To help improve the reliability and efficiency of its supply chains, Transport Canada — the government agency responsible for Canada’s transportation policies and programs — turned to TTI over a decade ago to better understand the reliability and fluidity of its cross-country freight supply chain. The term freight fluidity describes a new way of measuring the various freight components of the overall transportation system. Simply put, freight fluidity measures trip performance to determine how efficiently goods are moving in a region. It involves answering questions like: What are the goods? How do they get from point A to point B? What’s the route?

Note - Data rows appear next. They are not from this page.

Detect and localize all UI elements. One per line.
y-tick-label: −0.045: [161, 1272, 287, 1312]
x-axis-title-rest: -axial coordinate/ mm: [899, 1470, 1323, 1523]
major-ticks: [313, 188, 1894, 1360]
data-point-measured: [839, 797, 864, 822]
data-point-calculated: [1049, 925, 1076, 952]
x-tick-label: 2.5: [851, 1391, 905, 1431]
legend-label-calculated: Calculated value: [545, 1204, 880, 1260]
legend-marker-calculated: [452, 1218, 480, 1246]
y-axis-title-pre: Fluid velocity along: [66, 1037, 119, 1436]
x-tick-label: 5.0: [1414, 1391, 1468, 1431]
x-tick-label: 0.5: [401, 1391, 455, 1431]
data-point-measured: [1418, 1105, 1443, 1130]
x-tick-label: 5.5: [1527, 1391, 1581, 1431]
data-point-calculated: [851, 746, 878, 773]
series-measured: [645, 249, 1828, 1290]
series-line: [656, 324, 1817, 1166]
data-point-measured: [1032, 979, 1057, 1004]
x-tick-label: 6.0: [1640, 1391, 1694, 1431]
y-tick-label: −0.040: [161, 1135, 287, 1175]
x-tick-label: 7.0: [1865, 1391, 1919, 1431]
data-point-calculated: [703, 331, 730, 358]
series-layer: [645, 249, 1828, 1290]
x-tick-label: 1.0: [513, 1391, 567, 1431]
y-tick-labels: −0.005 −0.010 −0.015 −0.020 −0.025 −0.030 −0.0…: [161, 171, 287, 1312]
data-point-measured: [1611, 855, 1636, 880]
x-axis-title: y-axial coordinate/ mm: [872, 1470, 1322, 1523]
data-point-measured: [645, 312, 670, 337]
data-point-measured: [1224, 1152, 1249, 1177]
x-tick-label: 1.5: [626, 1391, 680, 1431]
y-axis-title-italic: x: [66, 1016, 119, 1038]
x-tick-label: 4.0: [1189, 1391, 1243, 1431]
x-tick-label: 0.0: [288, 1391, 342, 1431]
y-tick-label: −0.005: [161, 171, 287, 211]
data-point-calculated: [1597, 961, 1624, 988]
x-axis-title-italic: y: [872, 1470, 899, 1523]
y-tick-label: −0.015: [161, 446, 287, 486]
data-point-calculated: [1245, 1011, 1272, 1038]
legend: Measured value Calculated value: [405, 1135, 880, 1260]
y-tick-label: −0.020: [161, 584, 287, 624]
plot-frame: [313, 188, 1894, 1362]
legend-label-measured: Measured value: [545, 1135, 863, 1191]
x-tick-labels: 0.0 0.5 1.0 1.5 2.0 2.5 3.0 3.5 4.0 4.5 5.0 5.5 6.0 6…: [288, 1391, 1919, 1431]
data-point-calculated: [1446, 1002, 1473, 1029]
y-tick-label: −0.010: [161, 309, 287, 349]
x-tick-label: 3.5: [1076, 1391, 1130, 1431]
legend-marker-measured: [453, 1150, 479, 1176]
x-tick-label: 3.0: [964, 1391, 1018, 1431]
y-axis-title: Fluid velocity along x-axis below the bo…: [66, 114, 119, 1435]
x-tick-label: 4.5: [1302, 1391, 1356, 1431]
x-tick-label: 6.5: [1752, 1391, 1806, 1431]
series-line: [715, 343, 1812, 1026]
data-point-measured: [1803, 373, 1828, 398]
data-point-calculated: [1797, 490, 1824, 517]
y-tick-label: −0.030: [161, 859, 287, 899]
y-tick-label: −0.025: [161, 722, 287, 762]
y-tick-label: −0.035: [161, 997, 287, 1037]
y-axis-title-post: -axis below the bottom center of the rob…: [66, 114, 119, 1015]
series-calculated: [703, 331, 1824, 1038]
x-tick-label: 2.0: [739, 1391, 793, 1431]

The guidebook uses the concept of freight fluidity to provide users with resources and simple steps for integration into existing transportation efforts to ensure freight is more effectively considered in planning, policy, project development and operations. The authors provide a matrix to help determine how best to apply freight fluidity based on each user’s role. The matrix can be followed by either finding the question you need to answer or identifying your role. For example, if you need to know where freight bottlenecks are, the matrix will point you to those sections of the guidebook. If you’re not sure what questions you need answered related to freight but can identify your role within a transportation agency, you can find your role and then the relevant sections in the guidebook.
“When states consider freight fluidity, they can prioritize investments that best address and resolve bottlenecks that impact their economy,” says TTI Research Scientist Nicole Katsikides, a co-author on the guidebook. “Without the fluidity lens, states may be missing opportunities that would help sustain and grow businesses and jobs in their region.”
Katsikides notes that by using fluidity in assessments of how freight moves through a region, states can improve business efficiency, making for a good economic climate and lower cost of living. “Having the trip lens of fluidity helps states to know the key corridors supporting industry in their state. They can address congestion as well as understand safety, environmental and asset issues that can challenge efficient goods movement,” she says.
As the application of freight fluidity becomes more universal, analysis should continue to advance toward working with freight stakeholders (e.g., business, shippers and carriers) to obtain multimodal mobility data and enhance freight fluidity analysis. In this way, the use of Big Data underlying freight movement analysis can provide a more complete picture to better inform all stakeholders in the process.
“TTI has had the unique opportunity to share in the early development of the freight fluidity concept and apply it across a number of geographies — corridor, state, regional, national and even international,” Eisele says. “These experiences are captured in the guidebook with a vision of ubiquitous freight fluidity information across global supply chains.”